Il lavoratore remoto, a differenza di quello colocato, non socializza, o fa molta più fatica a socializzare, proprio perché non c’è un “posto” di lavoro che ne favorisca il processo. È quindi facile diventare l’orango di turno che, come in natura, vive la sua vita in solitaria. Solo che il buon orango ha uno scopo ben preciso nello star da solo, mentre sappiamo che l’essere umano molto rapidamente si trasforma in uno strano mostro alienato dalla società.
Il lavoratore remoto deve quindi fare qualcosa di proattivo per stimolare socializzazione dato che non è immerso in un contesto che la favorisce.
Approfittiamone
Tempo fa abbiamo parlato di diversity e della sua importanza in funzione della diversità di pensiero.
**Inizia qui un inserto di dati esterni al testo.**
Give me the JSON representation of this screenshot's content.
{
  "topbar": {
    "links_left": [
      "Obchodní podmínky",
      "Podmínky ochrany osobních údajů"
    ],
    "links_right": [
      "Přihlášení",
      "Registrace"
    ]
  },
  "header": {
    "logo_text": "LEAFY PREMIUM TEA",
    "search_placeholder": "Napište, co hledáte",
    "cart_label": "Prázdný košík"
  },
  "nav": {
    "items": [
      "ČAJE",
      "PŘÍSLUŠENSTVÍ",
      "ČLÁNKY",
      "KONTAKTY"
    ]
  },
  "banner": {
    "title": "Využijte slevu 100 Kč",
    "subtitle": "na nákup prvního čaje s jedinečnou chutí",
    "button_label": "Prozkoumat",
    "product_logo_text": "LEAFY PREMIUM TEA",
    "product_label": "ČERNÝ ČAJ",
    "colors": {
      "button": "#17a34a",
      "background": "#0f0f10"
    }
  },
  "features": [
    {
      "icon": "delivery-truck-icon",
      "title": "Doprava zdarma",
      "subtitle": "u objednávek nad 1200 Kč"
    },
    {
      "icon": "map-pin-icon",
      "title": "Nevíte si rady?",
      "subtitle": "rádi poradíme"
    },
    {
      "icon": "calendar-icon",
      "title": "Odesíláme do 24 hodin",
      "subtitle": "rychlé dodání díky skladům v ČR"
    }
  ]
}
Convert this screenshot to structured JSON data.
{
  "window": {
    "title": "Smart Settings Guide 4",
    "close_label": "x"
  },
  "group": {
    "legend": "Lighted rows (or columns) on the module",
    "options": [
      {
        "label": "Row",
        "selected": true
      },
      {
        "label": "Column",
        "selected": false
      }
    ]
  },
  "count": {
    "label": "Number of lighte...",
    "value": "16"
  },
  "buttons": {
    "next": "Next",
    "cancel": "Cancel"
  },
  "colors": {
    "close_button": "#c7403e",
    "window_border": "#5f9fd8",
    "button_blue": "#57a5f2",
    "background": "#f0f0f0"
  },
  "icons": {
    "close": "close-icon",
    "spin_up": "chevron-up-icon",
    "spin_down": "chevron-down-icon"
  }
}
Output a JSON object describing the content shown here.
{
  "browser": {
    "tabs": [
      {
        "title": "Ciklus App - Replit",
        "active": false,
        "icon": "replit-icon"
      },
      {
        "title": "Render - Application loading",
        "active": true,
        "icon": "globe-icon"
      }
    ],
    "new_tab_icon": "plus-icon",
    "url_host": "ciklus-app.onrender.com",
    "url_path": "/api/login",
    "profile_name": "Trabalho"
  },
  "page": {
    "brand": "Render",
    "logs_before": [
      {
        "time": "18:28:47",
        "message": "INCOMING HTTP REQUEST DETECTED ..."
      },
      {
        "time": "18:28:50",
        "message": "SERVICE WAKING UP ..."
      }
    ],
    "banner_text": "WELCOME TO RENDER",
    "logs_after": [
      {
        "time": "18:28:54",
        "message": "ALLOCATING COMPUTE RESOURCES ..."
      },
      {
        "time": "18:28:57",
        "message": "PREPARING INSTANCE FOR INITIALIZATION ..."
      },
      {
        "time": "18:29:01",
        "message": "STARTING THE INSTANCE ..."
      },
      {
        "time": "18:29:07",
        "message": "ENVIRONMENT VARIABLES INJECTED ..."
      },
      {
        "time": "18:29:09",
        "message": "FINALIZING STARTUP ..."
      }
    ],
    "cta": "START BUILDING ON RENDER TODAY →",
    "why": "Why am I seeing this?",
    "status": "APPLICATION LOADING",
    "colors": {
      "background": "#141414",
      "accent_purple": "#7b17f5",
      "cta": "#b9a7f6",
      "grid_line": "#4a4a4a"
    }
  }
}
Il lavoratore remoto ha un’occasione d’oro per cominciare un processo che lo porta ad ampliare le sue vedute. La necessità di cercare socialità principalmente al di fuori del nostro ambiente lavorativo ci può spingere a fare nuove conoscenze, ad andare a più conferenze, ad cercare uno user group vicino a noi (o magari non troppo vicino), e perché no dopo un po’ a cercare stimoli anche in quella che non è la nostra comfort zone.
Insomma non chiudetevi in casa. Non fa bene a noi, ma non fa bene neanche ai nostri colleghi.